TRE BRESCIANI... PELLEGRINI
Il Bagaglio ed il Prontuario medico


Sosta a Ponte sul Rigo con alcuni amici di Turbigo (MI)

Quello che vedete scritto qui sotto è quanto è rimasto nei nostri zaini dopo aver gettato molte cose "inutili e pesanti" lungo la strada. Con una forte dose di adattamento, molte delle cose nella lista potete lasciarle a casa (!) Noi però almeno queste vi consigliamo di portarle:

Bagaglio ideale (compreso quello che si indossa)

3 mutande
3 magliette facili da lavare(bianche)
3 paia di calze morbide imbottite (senza cuciture)
2 calzoncini corti
1 maglietta "bella" (anche a maniche lunghe)
1 canottiera (per la notte)
1 paio di calzoni lunghi (anche tuta)
1 felpa (meglio 'pile')
1 poncho impermeabile (deve coprire anche lo zaino)
1 cappellino a falde larghe (meglio chiaro)
1 salviettone di spugna dai milleusi
   che trovera' da solo la strada del ritorno
1 sacco a pelo
1 tela cerata come sotto-sacco a pelo
1 paio di scarpe da tracking o da ginnastica
   (morbide, meglio se usate molto)
1 paio di sandali o ciabatte per arieggiare i piedi la sera
     e fare la doccia in sicurezza
1 coltellino milleusi 1 cucchiaio 1 tazza
1 bussola 1 orologio sveglia 1 minitorcia
1 plico cartine 1:200.000 della zona attraversata
1 cellulare (meglio se rooming) +carica batterie
1 sapone marsiglia (bucato + doccia)
1 Bastone da pelleggrino, lo si trova lungo il cammino
    (o canna o sambuco)
1 quadernetto da usare come diario di viaggio
    (sia per i timbri sia per gli indirizzi), apre molte porte!

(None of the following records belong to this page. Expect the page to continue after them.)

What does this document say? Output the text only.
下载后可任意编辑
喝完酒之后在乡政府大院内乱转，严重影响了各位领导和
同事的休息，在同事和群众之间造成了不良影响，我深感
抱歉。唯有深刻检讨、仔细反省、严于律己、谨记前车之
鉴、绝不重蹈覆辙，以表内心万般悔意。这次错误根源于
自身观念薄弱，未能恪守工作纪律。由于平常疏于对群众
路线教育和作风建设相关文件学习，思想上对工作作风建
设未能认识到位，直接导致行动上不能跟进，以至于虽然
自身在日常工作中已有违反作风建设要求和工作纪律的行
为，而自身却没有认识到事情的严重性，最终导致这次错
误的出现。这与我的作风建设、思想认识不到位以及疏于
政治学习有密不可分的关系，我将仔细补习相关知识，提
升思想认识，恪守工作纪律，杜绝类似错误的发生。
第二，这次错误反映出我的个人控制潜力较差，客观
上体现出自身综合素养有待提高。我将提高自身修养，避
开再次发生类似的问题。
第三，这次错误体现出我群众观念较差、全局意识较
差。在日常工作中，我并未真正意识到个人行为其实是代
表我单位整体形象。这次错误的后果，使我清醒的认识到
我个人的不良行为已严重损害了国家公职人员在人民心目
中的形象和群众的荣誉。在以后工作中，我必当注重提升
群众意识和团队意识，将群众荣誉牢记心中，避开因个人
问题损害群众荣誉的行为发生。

Bagaglio Optional per il Pellegrino extralusso

tenda - materassino sotto-sacco a pelo
occhiali da sole shampoo - spazzolino - dentifricio

Prontuario medico

Per vesciche/fiacche/ciocche
Ago per bucarle e farle svuotare
Mercurio cromo (disinfetta e le fa seccare)
Cerotti solo se veramente necessari perché creano punti di sfregamento e quindi nuove vesciche (meglio una garza sterile).
Se la vescica non guarisce utilizzare creme anti- batteriche (Gentalin Beta per esempio) e coprire con garze sterili.
Consigliamo di usare scarpe morbide, comode, stra usate e di prevenire le vesciche abituando il piede a lunghe camminate anche a piedi nudi in modo da formare il callo sulla pianta.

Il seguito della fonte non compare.